Among Murray’s criticisms of FMCSA was a failure to act on concerns raised about its compliance review process by the National Transportation Safety Board.

She cited recent reports about a truck-involved crash near Washington, D.C., where the carrier had been identified as at risk and had recently been inspected by FMCSA. She questioned how the agency could miss several violations detected after the crash, including the use of a disqualified driver.

“I suspect the answer to those questions also explains why the National Transportation Safety Board has determined that FMCSA’s compliance review process is, in their words, ‘ineffective,’ ” she said. “I also suspect that it explains why the NTSB has determined that the FMCSA response to its recommendations in this area have been ‘unacceptable.’ ”

Hill said in the specific case, there was “a deficiency in the process.”

Later, in response to a question from Murray, NTSB Chairman Mark Rosenker said that he believed FMCSA was too dependent on safety information provided by trucking companies themselves. However, he said the issue was complex.

“This is a very challenging issue, given the number of people that are at FMCSA that do this kind of work,” Rosenker said. “It is extremely, extremely difficult to find all of the bad actors that are on the road roads today, and there needs to be, perhaps, a total overhaul of the system, so that, in fact, we do a better job of beginning to understand where the bad actors are and how we can enforce actions to get them off the road.”

Murray also questioned trucking’s out-of-service rates, noting that FMCSA claims a 21% out-of-service rate at its roadside inspections.

“That means, when federal and state officials inspect trucks and truck drivers on the road today . . . more than one out of five are in such deficient condition that they are ordered off the road immediately,” she said. “Can you imagine how we would react if it was found that one out of every five passenger jets was routinely unfit to fly?”

Hill said the high rate did not paint an accurate picture.

“These inspections typically are targeted inspections.

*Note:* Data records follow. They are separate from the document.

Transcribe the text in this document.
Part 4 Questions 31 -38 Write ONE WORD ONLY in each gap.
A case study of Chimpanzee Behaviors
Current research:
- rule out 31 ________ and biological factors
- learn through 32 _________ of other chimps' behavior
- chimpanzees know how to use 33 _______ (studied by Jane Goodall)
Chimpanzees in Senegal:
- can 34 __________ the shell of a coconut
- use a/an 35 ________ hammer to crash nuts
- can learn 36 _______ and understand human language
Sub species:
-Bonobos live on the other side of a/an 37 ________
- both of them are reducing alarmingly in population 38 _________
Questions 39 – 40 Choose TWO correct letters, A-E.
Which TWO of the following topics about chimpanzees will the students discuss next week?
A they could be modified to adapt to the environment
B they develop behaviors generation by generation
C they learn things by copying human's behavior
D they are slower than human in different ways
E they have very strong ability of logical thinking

In other words, we have developed information tools to identify the worst carriers coming through, so that when they inspect [a truck], they’re typically not inspecting a random sample; they’re inspecting the worst carriers coming through,” he said.

After the hearing, Hill told Transport Topics he thought the questions should make the industry more aware of safety.

“I hope that motor carriers throughout the country are taking notice of the kind of scrutiny that’s been given to oversight, and it’s beholden on them to exercise tremendous oversight of their safety practices,” he said.